One of Stuyvesant’s main selling points at open house events is the wide variety and excellent quality of the school’s science electives. Two of the best known are the Molecular Biology sequence and the Genetics Research course. Many students, however, do not know what they are getting into when they sign up online.

Every day during periods six through eight, two sections of sophomores meet in Room 730 to learn molecular biology techniques, read papers on major experiments, and write lab reports. The Molecular Science elective, taught by biology teachers Anne Manwell and Dr. John Utting, is offered every fall, while its counterpart, Molecular Genetics, is offered in the spring.

To be selected for the sequence, a student must submit an application, which entails an essay explaining his passion for research science, in the spring of their freshman year. Applicants must also have a minimum average of 93 in Living Environment.

One of the many techniques taught in the course is the use of Methylene Blue dilution series, which is used to “stain,” or mark, a gene so that it may be tracked throughout the later stages of an experiment in order to identify intercellular transfer of genes.

Another technique uses recombinant DNA technology to insert a gene for fluorescence into Escherichia coli (E. coli) bacteria. The E. coli is then allowed to multiply under appropriate conditions. An observable glow of the E. coli signifies successful transformation of the gene.

Although most students enjoy the class, it is not without its challenges. Students are responsible for completing detailed lab reports for each experiment—a big responsibility for students who have only recently become familiar with the laboratory environment.

Junior Zambeta Tsapos, who took the class last year, explained that instructions for experiments are often explained only once, and handouts with directions are not always provided, often leaving students to conduct experiments with only their personal notes as guides.

Students found the labs both stressful and rewarding. “It became difficult when time was an issue, and there’s also the pressure to not make mistakes and mess up. But there was also something very exciting, fulfilling, and rewarding about that,” Junior Helen Nie said.

Nonetheless, the class struggled together and had a good time. “The fact that we all had to collaborate and work closely alongside other students ended up inevitably pulling all of us closer,” Tsapos said.

Nie liked the hands-on parts and nontraditional classroom approach. “Instead of reading about experiments, we could actually do them ourselves,” Nie said.

Both Nie and Tsapos felt that they came out of the course with new perspectives on lab work. “It told me something about preparing for things in advance and staying focused during a task. When I didn’t prepare enough for a lab, I usually ended up very confused, but when I did prepare and stayed focused on each step of the lab, it was a lot of fun,” Nie said.

“[Molecular Biology] gave me a more realistic perspective on science and how things were conducted in a laboratory, albeit not always perfectly,” said Tsapos.

Many scientifically oriented students have also enjoyed Genetics Research, an AP Biology prerequisite taught by biology teacher Dr. Maria Nedwidek in the fall.
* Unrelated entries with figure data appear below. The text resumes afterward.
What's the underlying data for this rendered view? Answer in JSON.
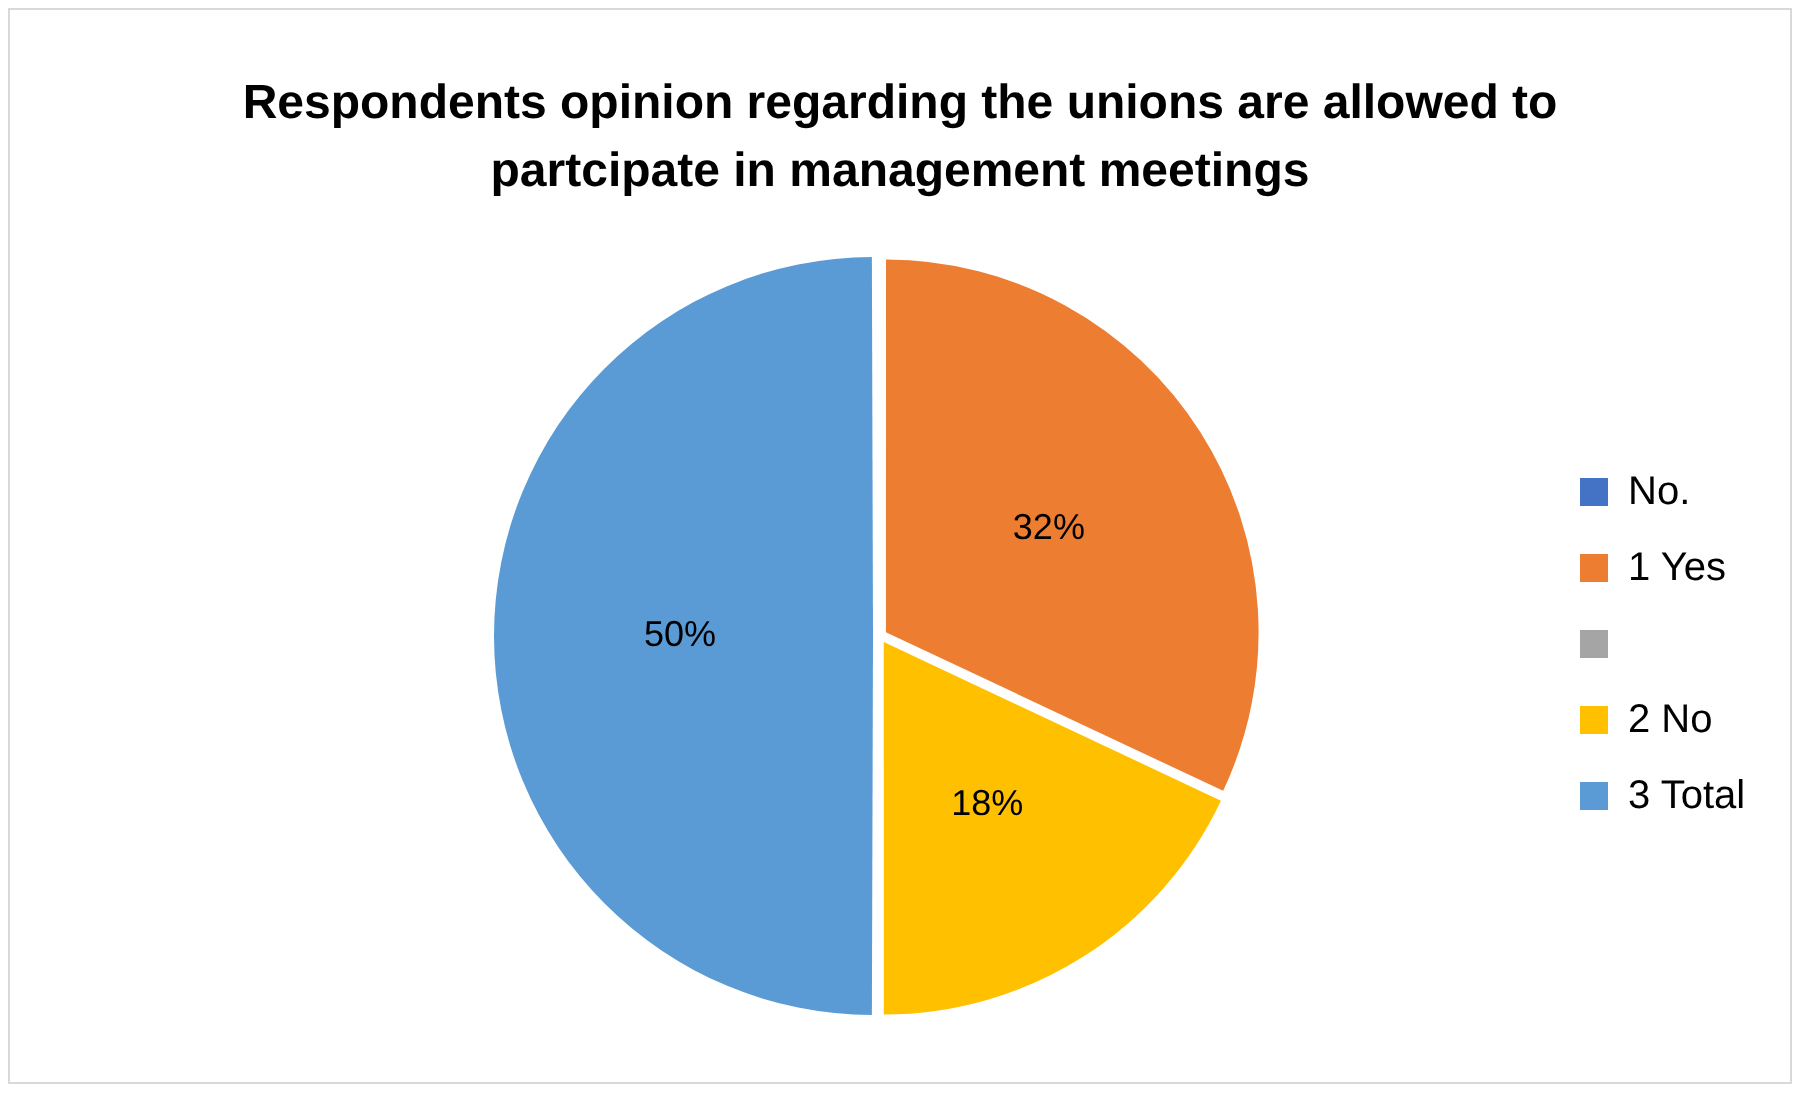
{
  "chart_data": {
    "type": "pie",
    "title": "Respondents opinion regarding the unions are allowed to partcipate in management meetings",
    "categories": [
      "No.",
      "1 Yes",
      null,
      "2 No",
      "3 Total"
    ],
    "values": [
      0,
      32,
      0,
      18,
      50
    ],
    "colors": [
      "#4472c4",
      "#ed7d31",
      "#a5a5a5",
      "#ffc000",
      "#5b9bd5"
    ],
    "value_labels": [
      null,
      "32%",
      null,
      "18%",
      "50%"
    ],
    "legend": "right"
  }
}
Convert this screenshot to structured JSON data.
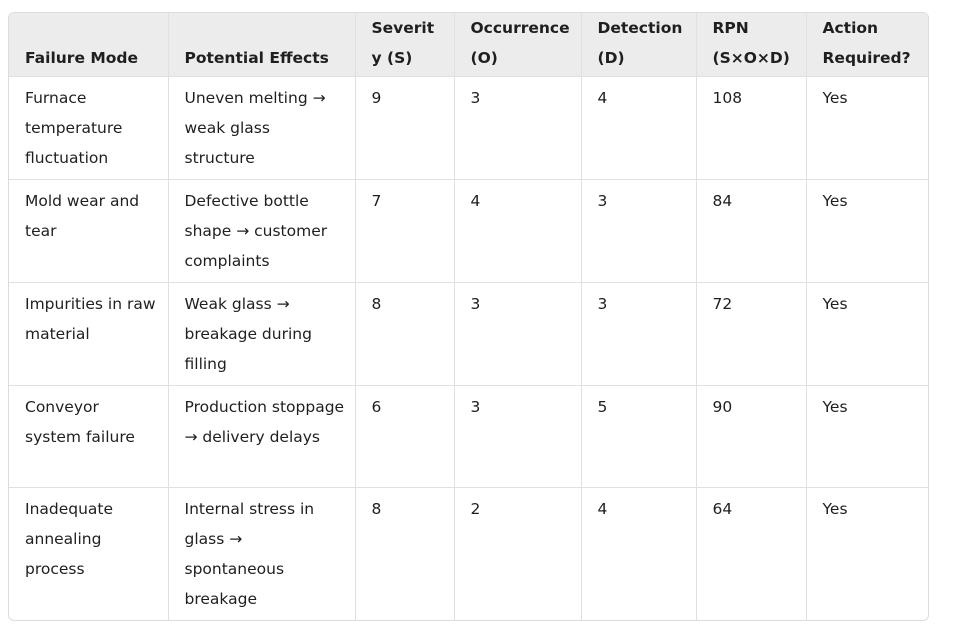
{
  "table": {
    "headers": [
      "Failure Mode",
      "Potential Effects",
      "Severity (S)",
      "Occurrence (O)",
      "Detection (D)",
      "RPN (S×O×D)",
      "Action Required?"
    ],
    "rows": [
      [
        "Furnace temperature fluctuation",
        "Uneven melting → weak glass structure",
        9,
        3,
        4,
        108,
        "Yes"
      ],
      [
        "Mold wear and tear",
        "Defective bottle shape → customer complaints",
        7,
        4,
        3,
        84,
        "Yes"
      ],
      [
        "Impurities in raw material",
        "Weak glass → breakage during filling",
        8,
        3,
        3,
        72,
        "Yes"
      ],
      [
        "Conveyor system failure",
        "Production stoppage → delivery delays",
        6,
        3,
        5,
        90,
        "Yes"
      ],
      [
        "Inadequate annealing process",
        "Internal stress in glass → spontaneous breakage",
        8,
        2,
        4,
        64,
        "Yes"
      ]
    ]
  }
}
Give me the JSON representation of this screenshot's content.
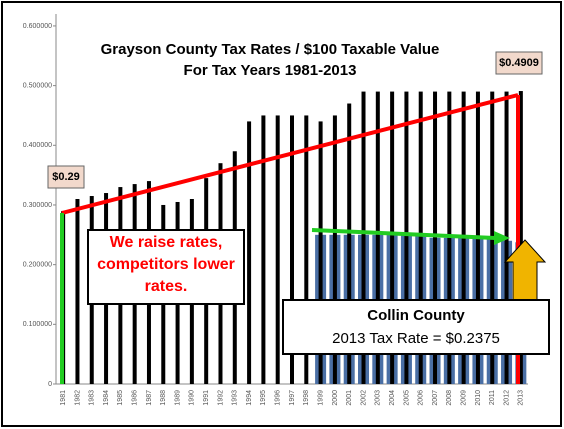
{
  "chart_data": {
    "type": "bar",
    "title": [
      "Grayson County Tax Rates / $100 Taxable Value",
      "For Tax Years 1981-2013"
    ],
    "categories": [
      "1981",
      "1982",
      "1983",
      "1984",
      "1985",
      "1986",
      "1987",
      "1988",
      "1989",
      "1990",
      "1991",
      "1992",
      "1993",
      "1994",
      "1995",
      "1996",
      "1997",
      "1998",
      "1999",
      "2000",
      "2001",
      "2002",
      "2003",
      "2004",
      "2005",
      "2006",
      "2007",
      "2008",
      "2009",
      "2010",
      "2011",
      "2012",
      "2013"
    ],
    "series": [
      {
        "name": "Grayson County",
        "color": "#000000",
        "values": [
          0.29,
          0.31,
          0.315,
          0.32,
          0.33,
          0.335,
          0.34,
          0.3,
          0.305,
          0.31,
          0.345,
          0.37,
          0.39,
          0.44,
          0.45,
          0.45,
          0.45,
          0.45,
          0.44,
          0.45,
          0.47,
          0.49,
          0.49,
          0.49,
          0.49,
          0.49,
          0.49,
          0.49,
          0.49,
          0.49,
          0.49,
          0.49,
          0.4909
        ]
      },
      {
        "name": "Collin County",
        "color": "#4a6fa5",
        "values": [
          null,
          null,
          null,
          null,
          null,
          null,
          null,
          null,
          null,
          null,
          null,
          null,
          null,
          null,
          null,
          null,
          null,
          null,
          0.25,
          0.25,
          0.25,
          0.25,
          0.25,
          0.25,
          0.25,
          0.25,
          0.245,
          0.245,
          0.245,
          0.245,
          0.245,
          0.24,
          0.2375
        ]
      }
    ],
    "ylim": [
      0,
      0.62
    ],
    "yticks": [
      0,
      {
        "value": 0.1,
        "label": "0.100000"
      },
      {
        "value": 0.2,
        "label": "0.200000"
      },
      {
        "value": 0.3,
        "label": "0.300000"
      },
      {
        "value": 0.4,
        "label": "0.400000"
      },
      {
        "value": 0.5,
        "label": "0.500000"
      },
      {
        "value": 0.6,
        "label": "0.600000"
      }
    ],
    "annotations": [
      "$0.29",
      "$0.4909",
      "We raise rates, competitors lower rates.",
      "Collin County",
      "2013 Tax Rate = $0.2375"
    ]
  }
}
Nedwidek also teaches Medical Human Genetics in the spring.

The class covers Mendelian genetics, gene interaction, and molecular biology. “We start with Mendel, because it has brought applications to general approaches to crosses, to human genetics and pedigrees, and Punnett squares,” Dr. Nedwidek said. “Things we discuss with Mendel we apply to every other unit in the class.”

According to Dr. Nedwidek, gene interaction “gets pretty complicated, because we talk about mapping genes and how we examine genes at the genetic, analytic level,” she said.

The class culminates with a project in which students analyze their own DNA. Nedwidek said that students find this project exciting; in fact, this was what attracted sophomore Lily Yuan, who currently takes the class.

Yuan completed the project on a Saturday at school, but past students traditionally took a trip on a school day to Cold Spring Harbor Laboratory. Citing “financial reasons and logistical concerns,” Nedwidek arranged for a kit to arrive at school so students could work on the project there instead.

After attending a workshop, students who attended the trip copied their DNA in order to find their ALU sequences and compared their class results. An ALU sequence, a kind of a jumping gene, is a DNA sequence that can move itself to a new position in a cell’s DNA. The location and number of ALU insertions in a person’s genome correlate with ethnicity, so students used a National Institute of Health (NIH) database to see which ethnicity their results matched.

Nedwidek’s electives are marked by her attention to detail and thorough use of preparatory material. Depending on the day and topic, Nedwidek sometimes sends her notes via e-mail to her students beforehand. “I try to prepare them ahead of time for what we’re going to be doing, so they know a few days in advance,” she said.

To Dr. Nedwidek, the purpose of the class depends on the student. “Some students are taking it to fulfill the science elective requirement,” she said. “But more students take it, because they want a more detailed knowledge of how genetic analysis is done, what genetics really is, [...] and why genetics is important. Understanding the entirety of the genome is critical to understanding the formation of human disease.”

Senior Jamie Zhan suggests a more personal purpose to the class. “It teaches us who we are and how we got here,” he said. “Self-discovery in the most literal sense.”